Now Johanna had a big wide face, and big heavy limbs, although she was not fat by any means, just big. She was in fact bigger than me but she thought like a very delicate woman, and so she moved as if she were little. Although she was not in the least self-conscious about her body (I often saw her breasts as she leaned over to get more boxes and her open shirt came more open), she thought that perhaps she should be, and I could always tell that she was thinking to herself, I have to be more delicate about myself. But she could not be, and the exposure she suffered made her no less attractive to me.
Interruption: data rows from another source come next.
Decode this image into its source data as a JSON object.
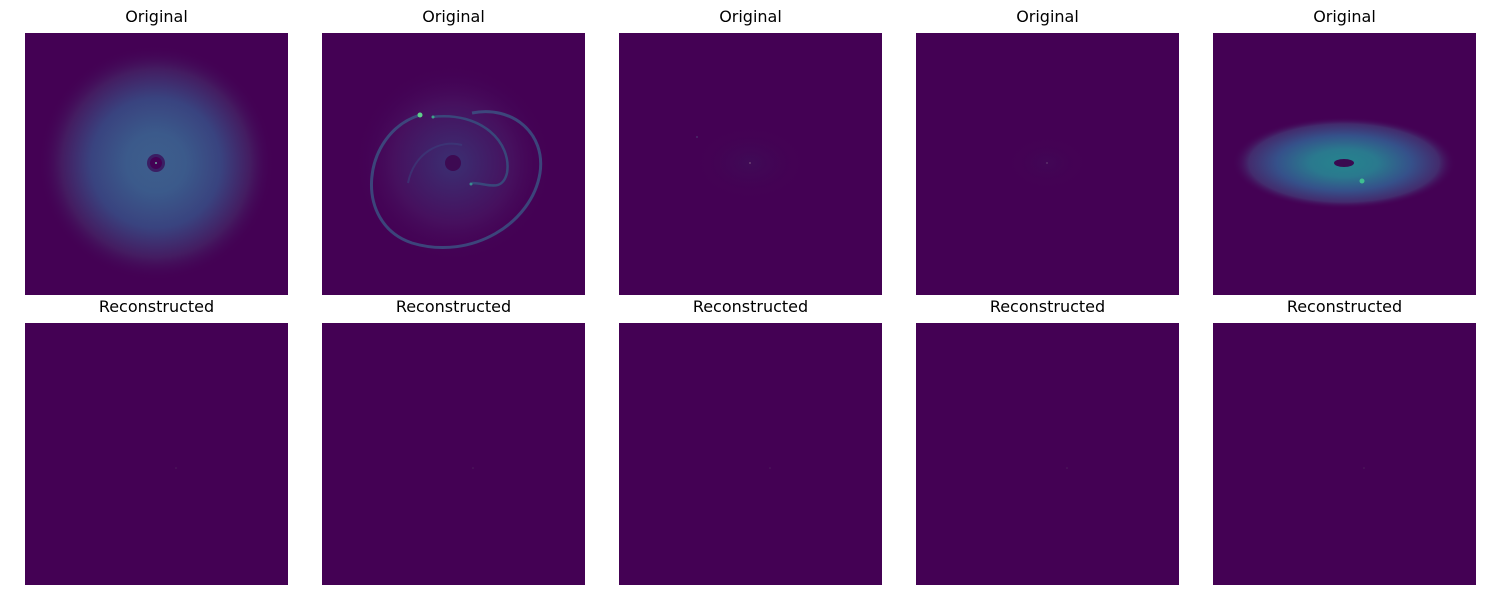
{
  "panels": [
    {
      "title": "Original",
      "image": "bright disk with dark central hole"
    },
    {
      "title": "Original",
      "image": "spiral arm structure"
    },
    {
      "title": "Original",
      "image": "faint dark disk"
    },
    {
      "title": "Original",
      "image": "very faint disk"
    },
    {
      "title": "Original",
      "image": "bright edge-on elliptical disk"
    },
    {
      "title": "Reconstructed",
      "image": "uniform dark field"
    },
    {
      "title": "Reconstructed",
      "image": "uniform dark field"
    },
    {
      "title": "Reconstructed",
      "image": "uniform dark field"
    },
    {
      "title": "Reconstructed",
      "image": "uniform dark field"
    },
    {
      "title": "Reconstructed",
      "image": "uniform dark field"
    }
  ],
  "colors": {
    "background": "#440154",
    "disk_glow": "#3b518b",
    "bright_disk": "#23888e",
    "highlight": "#35b779"
  }
}
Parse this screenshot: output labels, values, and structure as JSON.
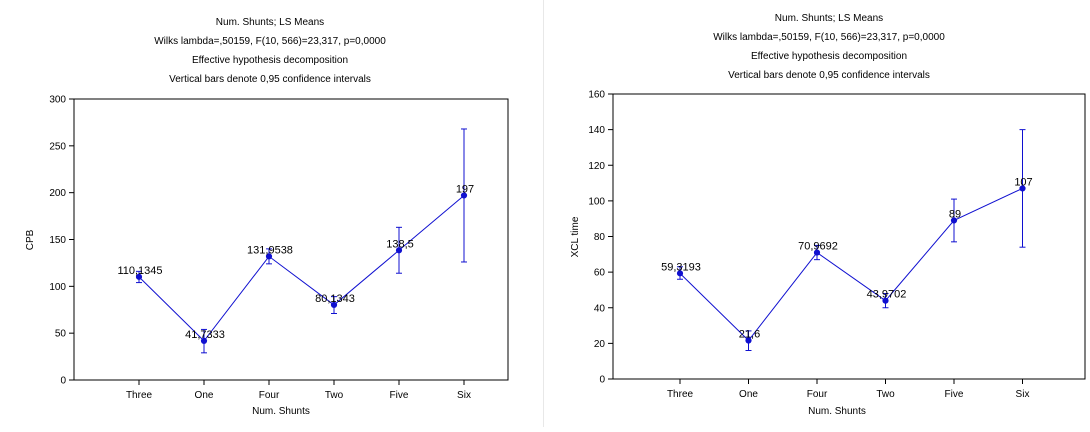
{
  "charts": [
    {
      "title": "Num. Shunts; LS Means",
      "subtitle_1": "Wilks lambda=,50159, F(10, 566)=23,317, p=0,0000",
      "subtitle_2": "Effective hypothesis decomposition",
      "subtitle_3": "Vertical bars denote 0,95 confidence intervals",
      "xlabel": "Num. Shunts",
      "ylabel": "CPB",
      "yticks": [
        "0",
        "50",
        "100",
        "150",
        "200",
        "250",
        "300"
      ]
    },
    {
      "title": "Num. Shunts; LS Means",
      "subtitle_1": "Wilks lambda=,50159, F(10, 566)=23,317, p=0,0000",
      "subtitle_2": "Effective hypothesis decomposition",
      "subtitle_3": "Vertical bars denote 0,95 confidence intervals",
      "xlabel": "Num. Shunts",
      "ylabel": "XCL time",
      "yticks": [
        "0",
        "20",
        "40",
        "60",
        "80",
        "100",
        "120",
        "140",
        "160"
      ]
    }
  ],
  "colors": {
    "series": "#1010d0",
    "axis": "#000000",
    "grid": "#dcdcdc"
  },
  "chart_data": [
    {
      "type": "line",
      "categories": [
        "Three",
        "One",
        "Four",
        "Two",
        "Five",
        "Six"
      ],
      "series": [
        {
          "values": [
            110.1345,
            41.7333,
            131.9538,
            80.1343,
            138.5,
            197
          ],
          "labels": [
            "110,1345",
            "41,7333",
            "131,9538",
            "80,1343",
            "138,5",
            "197"
          ],
          "ci_low": [
            104,
            29,
            124,
            71,
            114,
            126
          ],
          "ci_high": [
            116,
            54,
            140,
            89,
            163,
            268
          ]
        }
      ],
      "ylim": [
        0,
        300
      ],
      "grid": false,
      "error_bars": "0,95 confidence intervals"
    },
    {
      "type": "line",
      "categories": [
        "Three",
        "One",
        "Four",
        "Two",
        "Five",
        "Six"
      ],
      "series": [
        {
          "values": [
            59.3193,
            21.6,
            70.9692,
            43.9702,
            89,
            107
          ],
          "labels": [
            "59,3193",
            "21,6",
            "70,9692",
            "43,9702",
            "89",
            "107"
          ],
          "ci_low": [
            56,
            16,
            67,
            40,
            77,
            74
          ],
          "ci_high": [
            63,
            27,
            75,
            48,
            101,
            140
          ]
        }
      ],
      "ylim": [
        0,
        160
      ],
      "grid": false,
      "error_bars": "0,95 confidence intervals"
    }
  ]
}
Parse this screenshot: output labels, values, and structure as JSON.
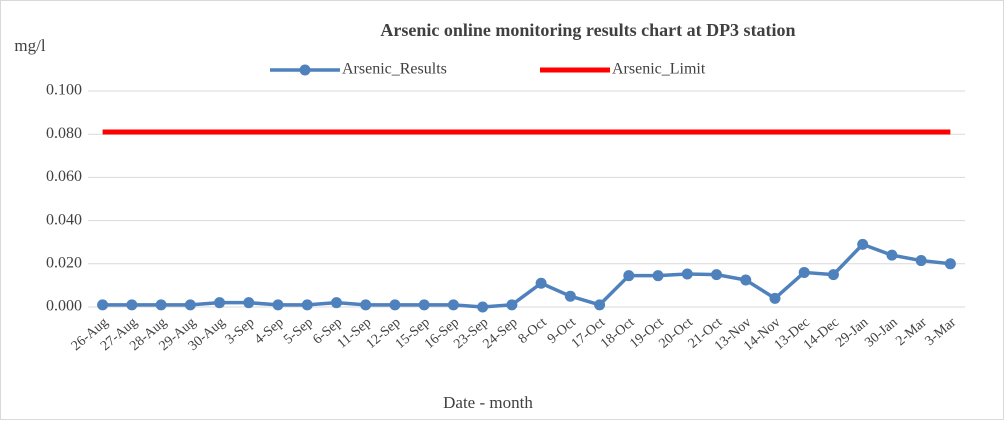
{
  "chart_data": {
    "type": "line",
    "title": "Arsenic online monitoring results chart at DP3 station",
    "y_axis_label": "mg/l",
    "x_axis_label": "Date - month",
    "categories": [
      "26-Aug",
      "27-Aug",
      "28-Aug",
      "29-Aug",
      "30-Aug",
      "3-Sep",
      "4-Sep",
      "5-Sep",
      "6-Sep",
      "11-Sep",
      "12-Sep",
      "15-Sep",
      "16-Sep",
      "23-Sep",
      "24-Sep",
      "8-Oct",
      "9-Oct",
      "17-Oct",
      "18-Oct",
      "19-Oct",
      "20-Oct",
      "21-Oct",
      "13-Nov",
      "14-Nov",
      "13-Dec",
      "14-Dec",
      "29-Jan",
      "30-Jan",
      "2-Mar",
      "3-Mar"
    ],
    "series": [
      {
        "name": "Arsenic_Results",
        "color": "#4f81bd",
        "marker": "circle",
        "values": [
          0.001,
          0.001,
          0.001,
          0.001,
          0.002,
          0.002,
          0.001,
          0.001,
          0.002,
          0.001,
          0.001,
          0.001,
          0.001,
          0.0,
          0.001,
          0.011,
          0.005,
          0.001,
          0.0145,
          0.0145,
          0.0153,
          0.015,
          0.0125,
          0.004,
          0.016,
          0.015,
          0.029,
          0.024,
          0.0215,
          0.02
        ]
      },
      {
        "name": "Arsenic_Limit",
        "color": "#ff0000",
        "marker": "none",
        "values": [
          0.081,
          0.081,
          0.081,
          0.081,
          0.081,
          0.081,
          0.081,
          0.081,
          0.081,
          0.081,
          0.081,
          0.081,
          0.081,
          0.081,
          0.081,
          0.081,
          0.081,
          0.081,
          0.081,
          0.081,
          0.081,
          0.081,
          0.081,
          0.081,
          0.081,
          0.081,
          0.081,
          0.081,
          0.081,
          0.081
        ]
      }
    ],
    "ylim": [
      0,
      0.1
    ],
    "yticks": [
      {
        "value": 0,
        "label": "0.000"
      },
      {
        "value": 0.02,
        "label": "0.020"
      },
      {
        "value": 0.04,
        "label": "0.040"
      },
      {
        "value": 0.06,
        "label": "0.060"
      },
      {
        "value": 0.08,
        "label": "0.080"
      },
      {
        "value": 0.1,
        "label": "0.100"
      }
    ],
    "grid": true,
    "legend": "top"
  }
}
I confess that at first this was not so. She was big and my image of women had been so ideal; I imagined them as princesses and perfectly clean. I thought that perhaps I might sleep with her, understanding that it would not lead to anything. Then I took pity on her for her clumsiness and the way she was impressed by me. I am externally slick, rather handsome, people say. She thought I was beyond her reach; I did too. I took her to lunch, and she blushed under the fan in the little restaurant. The heat of that summer was so intense that it made us both sweat in the shade. She was taken by me and I was therefore not very interested in her. After all she was not very pretty. And every day we sat for eight hours sweating, our legs sometimes touching, across from one another under the inky breeze of the big fan. She looked down so much not because she needed to see to put the spool into the box, but because she was shy, and think, I had told her everything, wanting to make her a sister. She was very unhappy when I told her of the women I thought about that summer. When I first mentioned Nina she looked so sad that I stopped, but later I went on, and I would speak to her of my girls, and I think she cried in the women’s dressing room. The other women avoided her and thought she was strange.
We had lunch together every day. All she did was keep still, and laugh with me, and smile when I spoke without thinking. She went home to her mother each afternoon; she spoke well, but she was just not pretty.
In the South Bronx one feels as though one is in the hotter part of Naples or the dull part of the Great Plains. Dirt falls from the air, and the heat, the heat, makes everything, even the iron, wet. And the heat changes people. The people I don’t like complain about the heat. Johanna, whom I saw every hour of every day, sitting next to a half-painted column in the skylight light of a hot dirty workroom, did not complain about the heat, but wiped her forehead with her hand now and then and seemed to me very much like myself. She seemed to be me when I was not worried about things, when I was quiet and watching, when I had fallen and could learn and feel, in the heat, the rising heat of that time. Johanna, white-faced and green-eyed, darting-eyed, hands full of ink, wiping her brow with her wrist and getting ink on her wide face anyway. Johanna in the South Bronx in a hot summer when I was stronger and when I thought I would succeed, sat across from me each day. And then I left, and she had to sit there in the same place, and when January came around she was there, accepting whoever sat across from her. I don’t think I would have her now, but if she could know that I loved her then more than anything, that I would have married her, loved her, if only I had not been so young, if only I had known myself. Johanna. When she wiped her brow with her wrist she got ink on her face anyway, and she was always smiling.